Her first big job, at 43, was to set up the Criminal Cases Review Commission, created after the belated acquittals of the Birmingham Six and the Guildford Four on IRA bombing charges. She moved on to run the magistrates courts in Greater Manchester and, after Animal Health – the job which, to judge by the enthusiasm with which she recalls it, gave her greatest pleasure and success – she became chief executive of Standards for England, responsible for dealing with misdemeanours in local government. The latter body disappeared in the coalition government’s quango cull.

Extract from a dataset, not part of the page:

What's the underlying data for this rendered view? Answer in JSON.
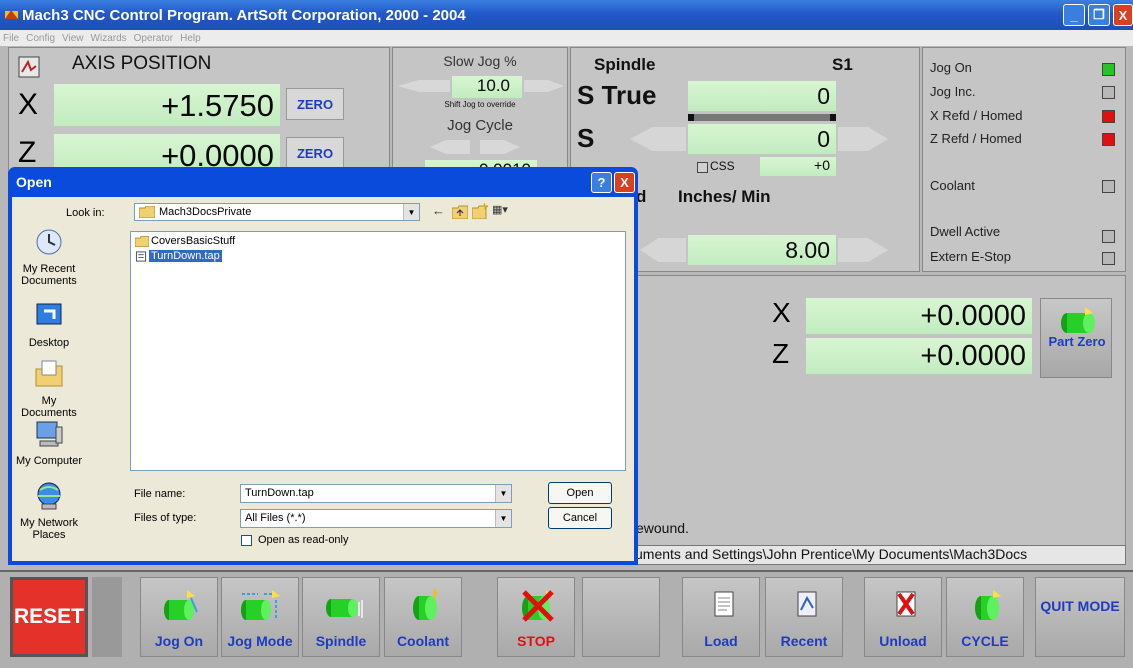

Her work there was largely about stamping out corruption. Now she is dealing with a system that Mick Waters, a former official at Ofqual’s predecessor, has described as “almost corrupt” and which has never before been properly regulated. It involves 25m exam scripts a year, 2,500 different papers, 15,000 qualifications (most of them vocational) and 180 awarding bodies. She has taken a more proactive approach to this daunting portfolio than many expected. For example, she commissioned a study of how other countries assess exams at the equivalent stage to A-level, concluding that they make far more use of teacher assessment and multiple-choice tests. On the latter front, we can expect activity.

“I have never sought a public profile,” she tells me. But before the GCSE saga is over, she will surely have one. It is impossible to believe she won’t cope.